When there is no frame change across a fluid-fluid domain interface, then particles simply cross the interface and continue in the next domain.

At a frozen rotor domain interface, particles simply cross the interface and continue in the next domain. You should not use a frozen rotor interface unless particles cross the interface approximately uniformly. For example, if most of the particles cross the interface at one location, then the transient behavior due to the relative motion of the two components will be completely lost. This is the same limitation that applies to local fluid features at frozen rotor domain interfaces. For details, see Frozen Rotor.

When a particle crosses a stage interface, it enters the new domain at a random location and its velocity is rotated accordingly. This is in addition to change in the relative velocity that occurs due to the particle changing to a new frame of reference. This can be thought of as equivalent to the circumferential "averaging" that is performed for the fluid flow variables at stage interfaces. For details, see Stage (Mixing Plane).

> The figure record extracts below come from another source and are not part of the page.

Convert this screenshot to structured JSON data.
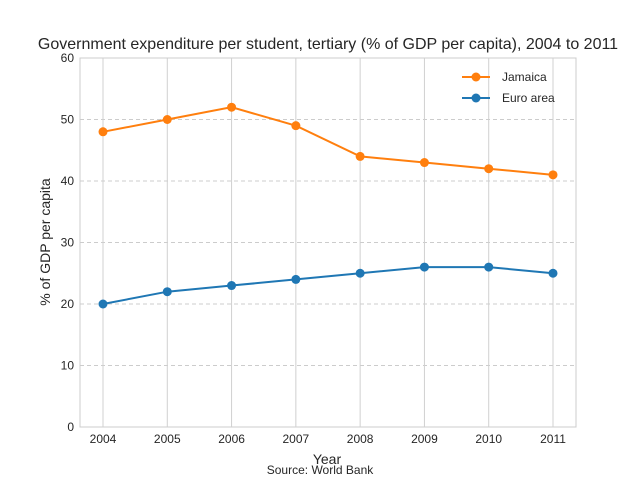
{
  "chart_data": {
    "type": "line",
    "title": "Government expenditure per student, tertiary (% of GDP per capita), 2004 to 2011",
    "xlabel": "Year",
    "ylabel": "% of GDP per capita",
    "source": "Source: World Bank",
    "x": [
      2004,
      2005,
      2006,
      2007,
      2008,
      2009,
      2010,
      2011
    ],
    "ylim": [
      0,
      60
    ],
    "yticks": [
      0,
      10,
      20,
      30,
      40,
      50,
      60
    ],
    "grid": true,
    "legend_position": "top-right",
    "series": [
      {
        "name": "Jamaica",
        "color": "#ff7f0e",
        "values": [
          48,
          50,
          52,
          49,
          44,
          43,
          42,
          41
        ]
      },
      {
        "name": "Euro area",
        "color": "#1f77b4",
        "values": [
          20,
          22,
          23,
          24,
          25,
          26,
          26,
          25
        ]
      }
    ]
  }
}
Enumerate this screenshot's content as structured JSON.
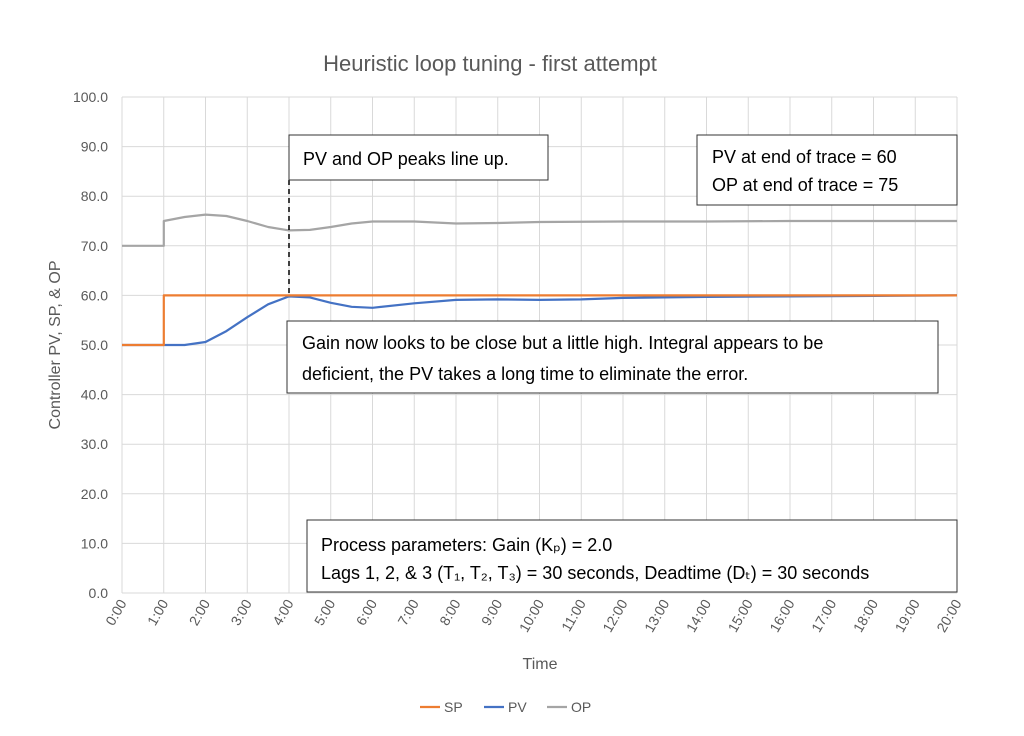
{
  "chart_data": {
    "type": "line",
    "title": "Heuristic loop tuning - first attempt",
    "xlabel": "Time",
    "ylabel": "Controller PV, SP, & OP",
    "xlim": [
      0,
      20
    ],
    "ylim": [
      0,
      100
    ],
    "x_unit": "minutes",
    "x_tick_labels": [
      "0:00",
      "1:00",
      "2:00",
      "3:00",
      "4:00",
      "5:00",
      "6:00",
      "7:00",
      "8:00",
      "9:00",
      "10:00",
      "11:00",
      "12:00",
      "13:00",
      "14:00",
      "15:00",
      "16:00",
      "17:00",
      "18:00",
      "19:00",
      "20:00"
    ],
    "y_tick_labels": [
      "0.0",
      "10.0",
      "20.0",
      "30.0",
      "40.0",
      "50.0",
      "60.0",
      "70.0",
      "80.0",
      "90.0",
      "100.0"
    ],
    "grid": true,
    "legend_position": "bottom",
    "series": [
      {
        "name": "SP",
        "color": "#ED7D31",
        "x": [
          0,
          1,
          1,
          20
        ],
        "y": [
          50,
          50,
          60,
          60
        ]
      },
      {
        "name": "PV",
        "color": "#4472C4",
        "x": [
          0,
          1,
          1.5,
          2,
          2.5,
          3,
          3.5,
          4,
          4.5,
          5,
          5.5,
          6,
          7,
          8,
          9,
          10,
          11,
          12,
          13,
          14,
          16,
          18,
          20
        ],
        "y": [
          50,
          50,
          50,
          50.6,
          52.8,
          55.6,
          58.2,
          59.8,
          59.6,
          58.5,
          57.7,
          57.5,
          58.4,
          59.1,
          59.2,
          59.1,
          59.2,
          59.5,
          59.6,
          59.7,
          59.8,
          59.9,
          60
        ]
      },
      {
        "name": "OP",
        "color": "#A5A5A5",
        "x": [
          0,
          1,
          1,
          1.5,
          2,
          2.5,
          3,
          3.5,
          4,
          4.5,
          5,
          5.5,
          6,
          7,
          8,
          9,
          10,
          12,
          14,
          16,
          18,
          20
        ],
        "y": [
          70,
          70,
          75,
          75.8,
          76.3,
          76,
          75,
          73.8,
          73.1,
          73.2,
          73.8,
          74.5,
          74.9,
          74.9,
          74.5,
          74.6,
          74.8,
          74.9,
          74.9,
          75,
          75,
          75
        ]
      }
    ],
    "annotations": {
      "peaks": "PV and OP peaks line up.",
      "end_pv": "PV at end of trace = 60",
      "end_op": "OP at end of trace = 75",
      "gain_line1": "Gain now looks to be close but a little high.  Integral appears to be",
      "gain_line2": "deficient, the PV takes a long time to eliminate the error.",
      "params_line1": "Process parameters:  Gain (Kₚ) = 2.0",
      "params_line2": "Lags 1, 2, & 3 (T₁, T₂, T₃) = 30 seconds, Deadtime (Dₜ) = 30 seconds"
    }
  }
}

If a pitch change occurs across the interface, the mass flow rate is updated appropriately. The balance sections of the CFX-Solver Output file that is written by the CFX-Solver as the solution proceeds reflect these changes.

In a transient simulation, interfaces between rotating and non-rotating domains are modeled using the Transient Rotor Stator frame change option.

When particles cross such an interface, they continue at the corresponding position across the interface. This is similar to the approach used for the Frozen Rotor interface option but the correct, time dependent relative position of the two domains is taken into account. Due to the fact that rotating domains are rotated in CFD-Post, particle tracks will be contiguous across transient rotor interfaces.